I preordered and finished it up in no time. Well worth the read. Shoot, his bean recipe it worth the price of the book. FYI, I freeze all the bits and leftover brisket to add to my beans later. Good, good stuff. And I waited about three and a half hours at Franklin's; go on Saturday if you want beef ribs. Also well worth it.


----------



## Steven H (Jan 15, 2006)

I liked the info on the beef ribs, my wife buys them and we have cooked them in a crock pock and frankly I dont care for them that way.

I used a expresso/pepper/salt rub on my last set of ribs, they were a little under-done but I liked them, wife gets scared of pink meat, we used the leftovers for red beans next day, very good. To me they tasted like I get from good BBQ places, nice simple rub, nothing complicated.

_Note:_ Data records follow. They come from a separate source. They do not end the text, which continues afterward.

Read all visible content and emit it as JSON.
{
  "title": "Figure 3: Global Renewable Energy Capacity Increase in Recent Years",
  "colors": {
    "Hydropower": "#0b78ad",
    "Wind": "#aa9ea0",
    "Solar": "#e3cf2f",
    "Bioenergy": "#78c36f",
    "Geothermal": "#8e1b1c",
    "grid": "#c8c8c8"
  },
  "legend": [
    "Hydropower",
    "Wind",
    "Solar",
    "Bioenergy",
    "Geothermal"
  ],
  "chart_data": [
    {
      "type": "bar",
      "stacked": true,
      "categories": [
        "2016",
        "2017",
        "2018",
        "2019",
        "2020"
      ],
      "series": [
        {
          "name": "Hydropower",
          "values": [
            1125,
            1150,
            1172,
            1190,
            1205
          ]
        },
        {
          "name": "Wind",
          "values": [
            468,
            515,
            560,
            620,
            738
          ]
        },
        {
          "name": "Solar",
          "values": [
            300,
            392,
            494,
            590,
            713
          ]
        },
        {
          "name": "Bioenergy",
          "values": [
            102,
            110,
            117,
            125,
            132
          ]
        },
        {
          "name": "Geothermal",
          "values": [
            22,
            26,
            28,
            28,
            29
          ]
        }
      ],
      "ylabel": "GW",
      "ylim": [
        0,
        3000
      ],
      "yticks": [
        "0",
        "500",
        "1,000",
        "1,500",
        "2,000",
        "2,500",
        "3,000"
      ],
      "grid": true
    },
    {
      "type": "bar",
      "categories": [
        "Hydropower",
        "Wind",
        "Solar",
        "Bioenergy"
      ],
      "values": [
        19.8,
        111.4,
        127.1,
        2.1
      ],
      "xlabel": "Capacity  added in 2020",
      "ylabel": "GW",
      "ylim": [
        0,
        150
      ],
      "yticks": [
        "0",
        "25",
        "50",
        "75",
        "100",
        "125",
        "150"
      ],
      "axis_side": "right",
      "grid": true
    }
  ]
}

I am determined to cook a brisket that I can call perfect this year. One thing from the book is I will buy a prime cut for the first time and wont waste my time on the cheap packers anymore. He preaches it over and over in his book.


----------



## stdreb27 (Aug 15, 2011)

Steven H said:


> I liked the info on the beef ribs, my wife buys them and we have cooked them in a crock pock and frankly I dont care for them that way.
> 
> I used a expresso/pepper/salt rub on my last set of ribs, they were a little under-done but I liked them, wife gets scared of pink meat, we used the leftovers for red beans next day, very good. To me they tasted like I get from good BBQ places, nice simple rub, nothing complicated.
> 
> I am determined to cook a brisket that I can call perfect this year. One thing from the book is I will buy a prime cut for the first time and wont waste my time on the cheap packers anymore. He preaches it over and over in his book.


Even brisket?


----------



## Steven H (Jan 15, 2006)

Did a 1/2 Friday. Smoked to 185, wrapped in paper, let it creep up to 200 and took it off. One of the best I have done, even tasted good the next day in a ziploc bag set out on the boat deck to warm up a little after taking out of the ice bag. Wished I had brought more!


----------